Me parece increíble saber que puedo generar con cada creación, un pedazo de mi que se muestra, un pedazo queda fuera de mi cuerpo.
Si nos ponemos a pensar un poco más sobre este punto, es increíble también como siempre en cada momento, cada minuto de cada día, nos desprendemos de algo, algo que generamos en nuestro interior y lo soltamos al exterior.
Siempre estamos co-creando con el ambiente; en una exhalación, en una ida al baño, en un cabello que se nos cae, en un estornudo, hasta en una idea que luego respira por sí sola.

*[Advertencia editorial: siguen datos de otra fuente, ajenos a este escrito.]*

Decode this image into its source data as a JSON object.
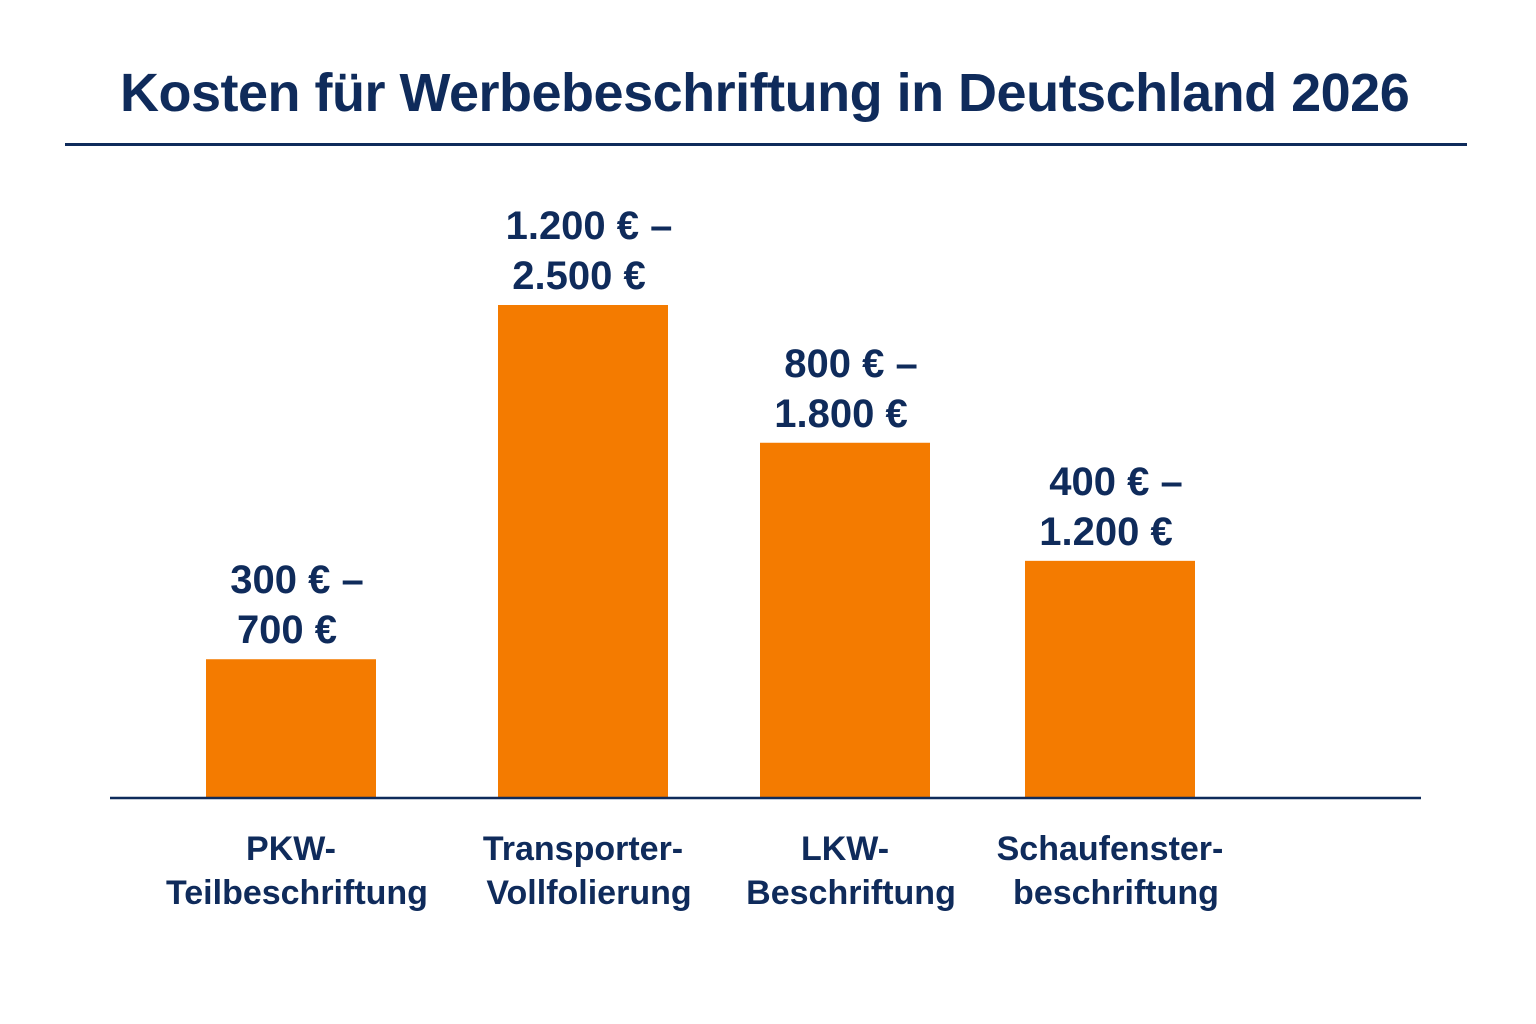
{
  "chart_data": {
    "type": "bar",
    "title": "Kosten für Werbebeschriftung in Deutschland 2026",
    "xlabel": "",
    "ylabel": "",
    "ylim": [
      0,
      2500
    ],
    "grid": false,
    "legend": "none",
    "categories": [
      [
        "PKW-",
        "Teilbeschriftung"
      ],
      [
        "Transporter-",
        "Vollfolierung"
      ],
      [
        "LKW-",
        "Beschriftung"
      ],
      [
        "Schaufenster-",
        "beschriftung"
      ]
    ],
    "series": [
      {
        "values": [
          700,
          2500,
          1800,
          1200
        ],
        "low_values": [
          300,
          1200,
          800,
          400
        ],
        "labels": [
          [
            "300 € –",
            "700 €"
          ],
          [
            "1.200 € –",
            "2.500 €"
          ],
          [
            "800 € –",
            "1.800 €"
          ],
          [
            "400 € –",
            "1.200 €"
          ]
        ]
      }
    ]
  },
  "colors": {
    "bar": "#F47B00",
    "text": "#0F2B5B",
    "axis": "#0F2B5B"
  }
}
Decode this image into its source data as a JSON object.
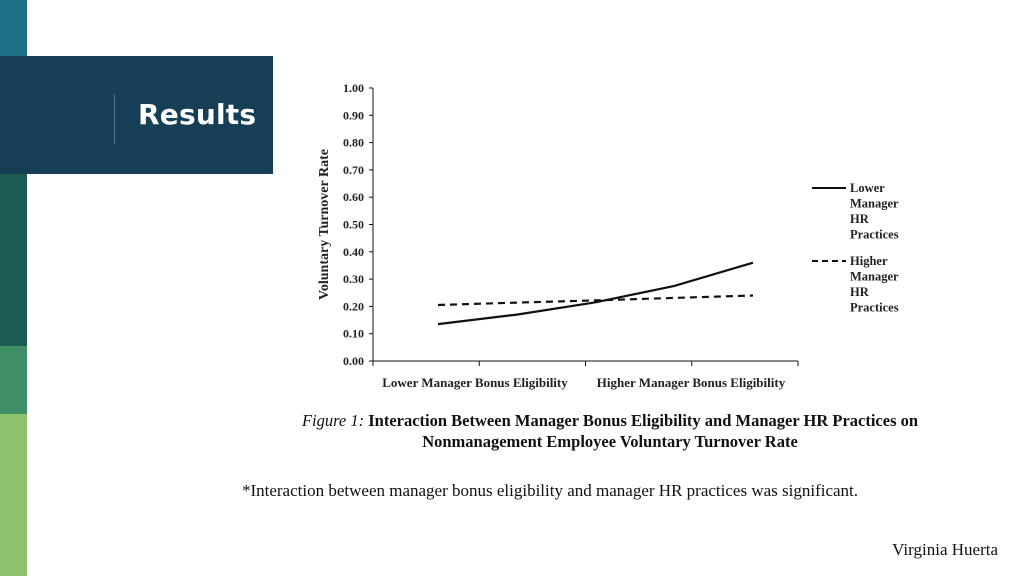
{
  "slide": {
    "title": "Results",
    "note": "*Interaction between manager bonus eligibility and manager HR practices was significant.",
    "author": "Virginia Huerta"
  },
  "caption": {
    "figure_label": "Figure 1:",
    "title": "Interaction Between Manager Bonus Eligibility and Manager HR Practices on Nonmanagement Employee Voluntary Turnover Rate"
  },
  "chart_data": {
    "type": "line",
    "title": "",
    "ylabel": "Voluntary Turnover Rate",
    "xlabel": "",
    "ylim": [
      0,
      1
    ],
    "yticks": [
      "0.00",
      "0.10",
      "0.20",
      "0.30",
      "0.40",
      "0.50",
      "0.60",
      "0.70",
      "0.80",
      "0.90",
      "1.00"
    ],
    "categories": [
      "Lower Manager Bonus Eligibility",
      "Higher Manager Bonus Eligibility"
    ],
    "x": [
      0,
      0.25,
      0.5,
      0.75,
      1
    ],
    "series": [
      {
        "name": "Lower Manager HR Practices",
        "style": "solid",
        "values": [
          0.135,
          0.17,
          0.215,
          0.275,
          0.36
        ]
      },
      {
        "name": "Higher Manager HR Practices",
        "style": "dashed",
        "values": [
          0.205,
          0.214,
          0.222,
          0.231,
          0.24
        ]
      }
    ],
    "legend_position": "right",
    "grid": false
  },
  "colors": {
    "line": "#111111",
    "title_bg": "#163f56"
  }
}
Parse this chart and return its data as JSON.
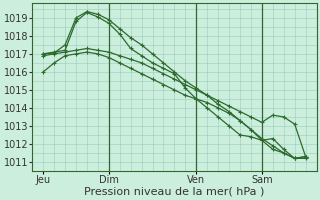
{
  "bg_color": "#cceedd",
  "grid_color": "#99ccbb",
  "line_color": "#2d6a2d",
  "ylim": [
    1010.5,
    1019.8
  ],
  "yticks": [
    1011,
    1012,
    1013,
    1014,
    1015,
    1016,
    1017,
    1018,
    1019
  ],
  "xlabel": "Pression niveau de la mer( hPa )",
  "day_labels": [
    "Jeu",
    "Dim",
    "Ven",
    "Sam"
  ],
  "day_positions": [
    0,
    6,
    14,
    20
  ],
  "vline_positions": [
    6,
    14,
    20
  ],
  "xmin": -1,
  "xmax": 25,
  "series": [
    {
      "x": [
        0,
        1,
        2,
        3,
        4,
        5,
        6,
        7,
        8,
        9,
        10,
        11,
        12,
        13,
        14,
        15,
        16,
        17,
        18,
        19,
        20,
        21,
        22,
        23,
        24
      ],
      "y": [
        1017.0,
        1017.1,
        1017.2,
        1018.8,
        1019.3,
        1019.05,
        1018.7,
        1018.1,
        1017.3,
        1016.9,
        1016.5,
        1016.2,
        1015.9,
        1015.1,
        1014.5,
        1014.0,
        1013.5,
        1013.0,
        1012.5,
        1012.4,
        1012.2,
        1012.3,
        1011.7,
        1011.2,
        1011.3
      ]
    },
    {
      "x": [
        0,
        1,
        2,
        3,
        4,
        5,
        6,
        7,
        8,
        9,
        10,
        11,
        12,
        13,
        14,
        15,
        16,
        17,
        18,
        19,
        20,
        21,
        22,
        23,
        24
      ],
      "y": [
        1017.0,
        1017.05,
        1017.5,
        1019.0,
        1019.35,
        1019.2,
        1018.9,
        1018.4,
        1017.9,
        1017.5,
        1017.0,
        1016.5,
        1016.0,
        1015.5,
        1015.1,
        1014.7,
        1014.2,
        1013.8,
        1013.3,
        1012.8,
        1012.3,
        1011.9,
        1011.5,
        1011.2,
        1011.3
      ]
    },
    {
      "x": [
        0,
        1,
        2,
        3,
        4,
        5,
        6,
        7,
        8,
        9,
        10,
        11,
        12,
        13,
        14,
        15,
        16,
        17,
        18,
        19,
        20,
        21,
        22,
        23,
        24
      ],
      "y": [
        1016.9,
        1017.0,
        1017.1,
        1017.2,
        1017.3,
        1017.2,
        1017.1,
        1016.9,
        1016.7,
        1016.5,
        1016.2,
        1015.9,
        1015.6,
        1015.3,
        1015.0,
        1014.7,
        1014.4,
        1014.1,
        1013.8,
        1013.5,
        1013.2,
        1013.6,
        1013.5,
        1013.1,
        1011.3
      ]
    },
    {
      "x": [
        0,
        1,
        2,
        3,
        4,
        5,
        6,
        7,
        8,
        9,
        10,
        11,
        12,
        13,
        14,
        15,
        16,
        17,
        18,
        19,
        20,
        21,
        22,
        23,
        24
      ],
      "y": [
        1016.0,
        1016.5,
        1016.9,
        1017.0,
        1017.1,
        1017.0,
        1016.8,
        1016.5,
        1016.2,
        1015.9,
        1015.6,
        1015.3,
        1015.0,
        1014.7,
        1014.5,
        1014.3,
        1014.0,
        1013.7,
        1013.3,
        1012.8,
        1012.2,
        1011.7,
        1011.5,
        1011.2,
        1011.2
      ]
    }
  ],
  "tick_fontsize": 7,
  "label_fontsize": 8,
  "spine_color": "#336633"
}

Entonces, podría decir que todo tiene una parte nuestra así como nosotros tenemos una parte del todo?
Uno pensaría que el único momento en el que realmente creamos algo, sería al tener un hijo. Pero a decir verdad, un hijo no es más que otra de tus tantas creaciones, tus tantos desprendimientos que hacemos cada segundo.
Es por eso que con esta pequeña introducción, le doy la bienvenida a mi pequeño suspiro, un suspiro transformado en palabras y unas palabras que cobran vida a través de la línea digital.
Este emprendimiento para mí es una parte de mi espíritu, una parte digital de mi. Y hoy puedo decir, que así como inhalo las millones de partículas que contaminan y llenan de vida a mi ser; al inhalar lo transformo, porque exhalo tristeza, exhalo alivio.
Hoy agradezco este paso que doy, este soltar que simplemente es soltar algo que ya existía. Emprendo el camino del desprendimiento extremo.